Richard: Like there’s an overhanging ledge at this cliff and it’s always good to take a look under these things.

Richard and Lisa sit in the front seat of a car as they drive down a road.

Richard: And I took a look under the ledges and noticed tracks under there and there’s some pretty interesting footprints and trackways.

Found a fossil?

What should you do to document it? Listen to Lisa and Richard to find out.

Richard and Lisa sit in the front seat of a car as they drive down a road.

Richard: But you never know what you’re gonna find when you check out these little road cuts. So it’s always good to take a look at them.

Standing on the side of the road, Lisa traces around a fossilized ankylosaur footprint with her finger.

Richard: And if you find something, don’t move it, take pictures, get GPS coordinates if you can, or at least distance and direction from the nearest town and report it to a paleontologist.

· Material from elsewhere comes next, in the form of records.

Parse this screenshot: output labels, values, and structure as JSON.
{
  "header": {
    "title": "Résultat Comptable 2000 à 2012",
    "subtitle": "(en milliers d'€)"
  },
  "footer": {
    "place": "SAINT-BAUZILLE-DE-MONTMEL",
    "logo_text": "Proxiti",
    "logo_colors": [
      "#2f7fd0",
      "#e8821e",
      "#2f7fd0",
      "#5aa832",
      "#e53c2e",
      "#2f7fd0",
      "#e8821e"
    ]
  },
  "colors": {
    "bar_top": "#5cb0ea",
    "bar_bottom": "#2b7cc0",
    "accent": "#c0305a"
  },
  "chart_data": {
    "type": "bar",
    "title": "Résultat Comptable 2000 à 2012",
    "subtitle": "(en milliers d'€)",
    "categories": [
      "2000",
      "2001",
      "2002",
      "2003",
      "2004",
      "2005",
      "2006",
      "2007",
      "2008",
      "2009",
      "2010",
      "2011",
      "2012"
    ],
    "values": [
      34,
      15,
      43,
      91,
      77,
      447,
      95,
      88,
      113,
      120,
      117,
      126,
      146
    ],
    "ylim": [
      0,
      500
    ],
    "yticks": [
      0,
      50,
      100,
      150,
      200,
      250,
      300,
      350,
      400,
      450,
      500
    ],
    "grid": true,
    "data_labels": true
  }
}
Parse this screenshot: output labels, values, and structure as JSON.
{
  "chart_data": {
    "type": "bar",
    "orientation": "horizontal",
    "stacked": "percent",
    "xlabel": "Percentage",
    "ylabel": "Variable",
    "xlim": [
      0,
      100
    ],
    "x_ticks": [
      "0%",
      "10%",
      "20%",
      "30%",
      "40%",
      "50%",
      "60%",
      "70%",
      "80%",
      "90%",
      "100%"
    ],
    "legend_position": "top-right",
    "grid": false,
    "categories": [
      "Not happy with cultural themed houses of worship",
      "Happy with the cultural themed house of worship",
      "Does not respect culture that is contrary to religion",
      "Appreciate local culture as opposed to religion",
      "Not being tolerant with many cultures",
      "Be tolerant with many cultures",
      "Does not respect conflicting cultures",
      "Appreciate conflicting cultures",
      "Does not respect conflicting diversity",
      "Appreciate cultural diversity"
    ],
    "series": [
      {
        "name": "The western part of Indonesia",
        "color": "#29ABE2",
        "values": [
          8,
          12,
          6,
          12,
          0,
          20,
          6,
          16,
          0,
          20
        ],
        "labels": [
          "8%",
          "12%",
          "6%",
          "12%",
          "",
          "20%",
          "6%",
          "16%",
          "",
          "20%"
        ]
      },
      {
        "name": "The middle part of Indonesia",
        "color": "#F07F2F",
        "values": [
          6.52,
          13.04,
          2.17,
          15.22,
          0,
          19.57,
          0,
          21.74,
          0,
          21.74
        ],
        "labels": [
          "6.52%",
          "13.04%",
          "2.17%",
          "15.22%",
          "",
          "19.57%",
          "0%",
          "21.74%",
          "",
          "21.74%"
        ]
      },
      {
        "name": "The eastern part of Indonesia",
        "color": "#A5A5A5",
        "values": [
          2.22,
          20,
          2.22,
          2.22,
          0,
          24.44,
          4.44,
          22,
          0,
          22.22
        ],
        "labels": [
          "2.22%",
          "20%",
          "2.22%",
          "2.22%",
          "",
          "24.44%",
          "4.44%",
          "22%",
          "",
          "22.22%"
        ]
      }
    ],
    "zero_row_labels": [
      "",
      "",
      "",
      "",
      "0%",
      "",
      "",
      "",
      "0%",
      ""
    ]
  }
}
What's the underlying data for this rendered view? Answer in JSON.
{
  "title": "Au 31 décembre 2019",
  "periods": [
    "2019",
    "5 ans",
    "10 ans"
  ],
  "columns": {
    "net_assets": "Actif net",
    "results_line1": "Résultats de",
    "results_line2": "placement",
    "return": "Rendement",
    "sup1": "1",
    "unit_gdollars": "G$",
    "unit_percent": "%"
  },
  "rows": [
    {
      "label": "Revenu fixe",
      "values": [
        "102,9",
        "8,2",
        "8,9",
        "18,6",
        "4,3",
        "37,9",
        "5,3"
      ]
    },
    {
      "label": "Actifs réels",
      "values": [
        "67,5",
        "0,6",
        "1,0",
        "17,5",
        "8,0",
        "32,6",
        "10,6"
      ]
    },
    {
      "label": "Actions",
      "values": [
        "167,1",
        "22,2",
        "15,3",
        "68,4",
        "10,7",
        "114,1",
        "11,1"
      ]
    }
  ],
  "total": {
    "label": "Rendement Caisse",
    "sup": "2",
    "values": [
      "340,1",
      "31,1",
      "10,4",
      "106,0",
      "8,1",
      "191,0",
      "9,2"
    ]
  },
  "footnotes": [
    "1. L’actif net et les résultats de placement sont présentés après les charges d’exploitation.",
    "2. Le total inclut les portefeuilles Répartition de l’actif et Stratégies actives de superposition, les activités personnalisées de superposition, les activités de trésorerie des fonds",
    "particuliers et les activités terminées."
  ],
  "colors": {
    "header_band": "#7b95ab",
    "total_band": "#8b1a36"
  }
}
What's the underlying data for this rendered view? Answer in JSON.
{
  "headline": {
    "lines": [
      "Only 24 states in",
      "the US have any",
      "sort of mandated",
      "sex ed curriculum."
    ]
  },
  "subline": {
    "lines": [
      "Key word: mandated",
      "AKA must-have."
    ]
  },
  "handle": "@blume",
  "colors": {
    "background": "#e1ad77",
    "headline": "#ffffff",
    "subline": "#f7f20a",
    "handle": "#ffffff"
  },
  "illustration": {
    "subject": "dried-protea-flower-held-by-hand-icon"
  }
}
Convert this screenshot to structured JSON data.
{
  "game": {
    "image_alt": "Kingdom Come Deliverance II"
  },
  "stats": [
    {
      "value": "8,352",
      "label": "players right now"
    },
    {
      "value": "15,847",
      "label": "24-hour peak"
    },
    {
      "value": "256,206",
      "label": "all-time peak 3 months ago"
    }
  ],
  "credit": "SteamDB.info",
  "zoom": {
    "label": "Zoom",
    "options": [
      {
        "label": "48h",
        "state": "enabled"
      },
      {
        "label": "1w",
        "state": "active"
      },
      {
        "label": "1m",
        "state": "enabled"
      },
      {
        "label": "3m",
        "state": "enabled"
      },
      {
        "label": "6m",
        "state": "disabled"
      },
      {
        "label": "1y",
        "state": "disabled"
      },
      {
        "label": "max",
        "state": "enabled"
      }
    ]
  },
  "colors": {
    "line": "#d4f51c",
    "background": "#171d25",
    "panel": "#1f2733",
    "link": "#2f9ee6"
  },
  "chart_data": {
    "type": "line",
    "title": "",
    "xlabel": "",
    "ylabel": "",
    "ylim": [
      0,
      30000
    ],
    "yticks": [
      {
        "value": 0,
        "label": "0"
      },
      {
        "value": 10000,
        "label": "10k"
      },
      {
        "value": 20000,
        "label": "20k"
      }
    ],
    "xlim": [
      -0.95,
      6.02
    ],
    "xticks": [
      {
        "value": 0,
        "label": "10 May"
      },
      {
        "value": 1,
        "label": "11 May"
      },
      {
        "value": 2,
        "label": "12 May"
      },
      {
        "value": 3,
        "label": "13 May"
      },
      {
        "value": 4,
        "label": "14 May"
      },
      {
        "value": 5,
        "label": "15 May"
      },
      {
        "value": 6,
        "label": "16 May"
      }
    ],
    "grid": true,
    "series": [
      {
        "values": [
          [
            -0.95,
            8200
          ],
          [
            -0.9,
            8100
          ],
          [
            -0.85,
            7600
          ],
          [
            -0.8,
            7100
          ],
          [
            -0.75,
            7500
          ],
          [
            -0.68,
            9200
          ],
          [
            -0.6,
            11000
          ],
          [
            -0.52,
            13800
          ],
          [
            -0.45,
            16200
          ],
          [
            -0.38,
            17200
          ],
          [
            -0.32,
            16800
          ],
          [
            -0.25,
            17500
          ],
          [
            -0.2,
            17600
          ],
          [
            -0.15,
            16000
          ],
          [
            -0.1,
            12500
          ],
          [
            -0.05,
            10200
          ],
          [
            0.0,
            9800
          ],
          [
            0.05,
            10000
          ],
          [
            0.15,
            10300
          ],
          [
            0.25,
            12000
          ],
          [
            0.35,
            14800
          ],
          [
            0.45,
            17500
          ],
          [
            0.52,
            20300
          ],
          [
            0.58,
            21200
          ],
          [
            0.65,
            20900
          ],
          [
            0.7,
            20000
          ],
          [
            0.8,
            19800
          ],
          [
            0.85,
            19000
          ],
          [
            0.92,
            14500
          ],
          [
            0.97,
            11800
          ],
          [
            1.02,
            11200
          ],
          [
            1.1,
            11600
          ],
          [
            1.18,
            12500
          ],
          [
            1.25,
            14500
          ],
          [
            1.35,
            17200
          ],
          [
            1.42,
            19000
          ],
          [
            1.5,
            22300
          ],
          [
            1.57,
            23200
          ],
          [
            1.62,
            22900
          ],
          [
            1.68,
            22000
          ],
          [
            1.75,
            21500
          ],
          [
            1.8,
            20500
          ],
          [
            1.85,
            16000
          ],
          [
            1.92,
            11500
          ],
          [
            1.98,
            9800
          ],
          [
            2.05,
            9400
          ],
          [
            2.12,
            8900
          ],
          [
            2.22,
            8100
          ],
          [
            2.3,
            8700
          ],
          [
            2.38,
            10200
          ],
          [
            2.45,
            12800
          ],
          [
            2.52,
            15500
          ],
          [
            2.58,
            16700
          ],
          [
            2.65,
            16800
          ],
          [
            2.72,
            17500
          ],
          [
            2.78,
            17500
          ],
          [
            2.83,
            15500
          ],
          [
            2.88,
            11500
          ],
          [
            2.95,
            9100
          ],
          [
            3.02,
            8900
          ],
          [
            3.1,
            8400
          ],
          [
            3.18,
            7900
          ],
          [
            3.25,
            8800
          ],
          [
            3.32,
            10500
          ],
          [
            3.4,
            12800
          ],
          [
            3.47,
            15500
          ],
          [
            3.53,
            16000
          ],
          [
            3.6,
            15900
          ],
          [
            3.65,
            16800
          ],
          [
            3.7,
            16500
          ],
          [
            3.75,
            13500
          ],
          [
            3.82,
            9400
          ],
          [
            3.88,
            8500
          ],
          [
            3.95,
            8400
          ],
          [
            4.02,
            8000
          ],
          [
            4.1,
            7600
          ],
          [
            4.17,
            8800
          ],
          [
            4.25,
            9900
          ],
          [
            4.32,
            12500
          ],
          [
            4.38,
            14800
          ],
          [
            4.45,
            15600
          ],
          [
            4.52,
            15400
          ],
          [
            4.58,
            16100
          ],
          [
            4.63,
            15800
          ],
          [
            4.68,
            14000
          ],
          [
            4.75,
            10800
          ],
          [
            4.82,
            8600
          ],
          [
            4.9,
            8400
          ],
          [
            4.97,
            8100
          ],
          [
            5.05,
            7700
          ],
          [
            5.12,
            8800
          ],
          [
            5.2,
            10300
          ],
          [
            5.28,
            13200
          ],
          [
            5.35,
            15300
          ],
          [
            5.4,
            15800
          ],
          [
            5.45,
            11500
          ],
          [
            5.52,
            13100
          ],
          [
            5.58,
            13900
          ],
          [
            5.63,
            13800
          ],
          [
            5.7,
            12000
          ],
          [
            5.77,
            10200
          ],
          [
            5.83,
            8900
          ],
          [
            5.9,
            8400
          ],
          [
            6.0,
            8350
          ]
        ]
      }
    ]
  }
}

Lisa takes a picture of a fossilized bone. Richard holds a GPS as he writes in a yellow note book.

Lisa: Put something for scale in the photos, not your hand, because hands are all different shapes and sizes, not your foot, because same idea.

A blue fossilized bone sits next to a ruler. A four-toed ankylosaur footprint is pictured with a scale bar placed next to it.

Richard: Or a coin.

A three-toed theropod footprint is pictured with a scale bar placed next to it.

Lisa: A coin works. Ensure that you get a nice straight-down head on shot of the specimen. A couple of angle photos are okay but really want to see the details. You want the specimen or the fossil and you think you found center in the photograph.

A bony fish fossil is darker in colour than the grey rock it is embedded in. A fossilized spinal column and ribs of a marine reptile are lighter in colour than the grey rock it is embedded in.

Richard: Yeah, so the reason is, it’s when you remove the fossil from an area you’ve removed most of the scientific value of the fossil which is its context.

A brown mountain slope covered with loose rocky debris from erosion.

Richard: If we have location, we can tell what formation it’s from, and even where within the formation it’s from.

A river flows through a valley next to a tree-covered mountain.

Which route?

Where should you construct a road? What obstacles might you encounter? Write some ideas in your journal or print this activity.
An illustrated isometric view of a landscape divided into a grid. Occupied grid spaces contain houses, parks, fossil sites, rivers and mountains that block the way of road construction.